Cette nuit, je pensais être réveillé par le typhon et passé la journée bloqué à l’hôtel, mais lorsque je me réveil je découvre un magnifique ciel bleu. En à peine une minute, je remballe mes affaires direction le terminal de bus. Ne pouvant laisser mes affaires à l’auberge, je laisse mon gros sac dans un des casiers di terminal, et prends enfin un bus direction Fuji et ses 5 lacs.

Apres 2h de route, j’aperçois enfin le mont Fuji.

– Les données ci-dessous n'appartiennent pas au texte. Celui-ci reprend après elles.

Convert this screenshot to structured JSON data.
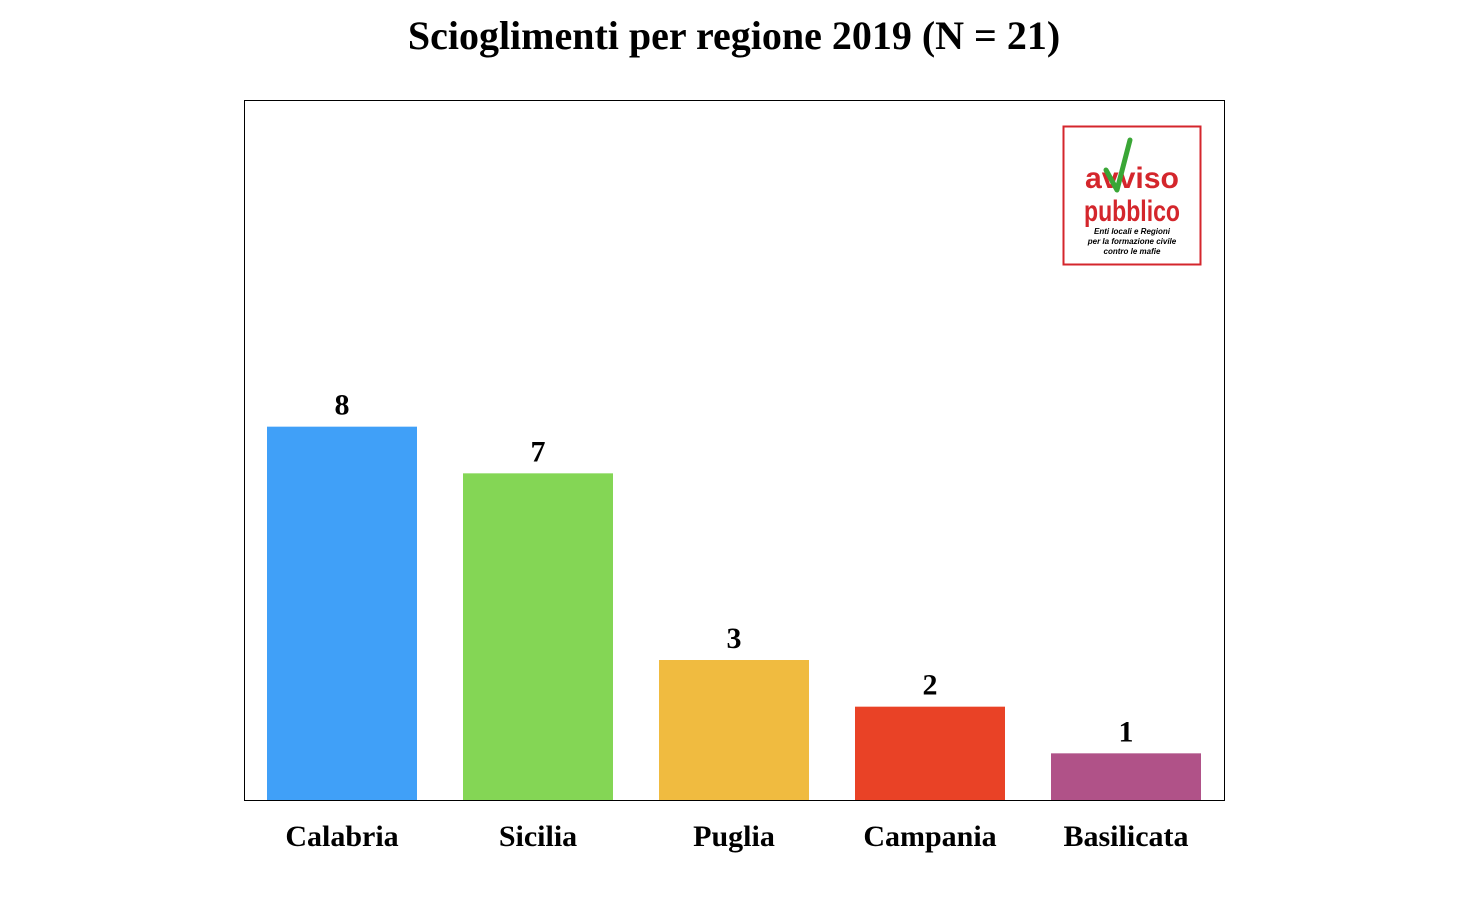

Après Tokyo, le Mont Fuji est probablement l’attraction touristique la plus connue au Japon. Ce volcan est ainsi une destination extrêmement populaire en particulier pour les Japonais, qu’ils soient shintoïstes ou bouddhistes, en raison de sa forme caractéristique et du symbolisme religieux traditionnel qu’il représente. Son rayonnement au niveau international est tel que le « Fuji San » suscite beaucoup de légendes et de fantasmes. Dans son Ni d’Ève ni d’Adam, Amélie Nothomb explique qu’en le gravissant, on devient Japonais.

Le mont Fuji Avec 3 776 mètres d’altitude, est le point culminant du Japon. Situé dans une région où se rejoignent les plaques tectoniques pacifique, eurasienne et philippine, la montagne est un stratovolcan toujours considéré comme actif, sa dernière éruption s’étant produite fin 1707, bien que le risque éruptif soit actuellement considéré comme faible.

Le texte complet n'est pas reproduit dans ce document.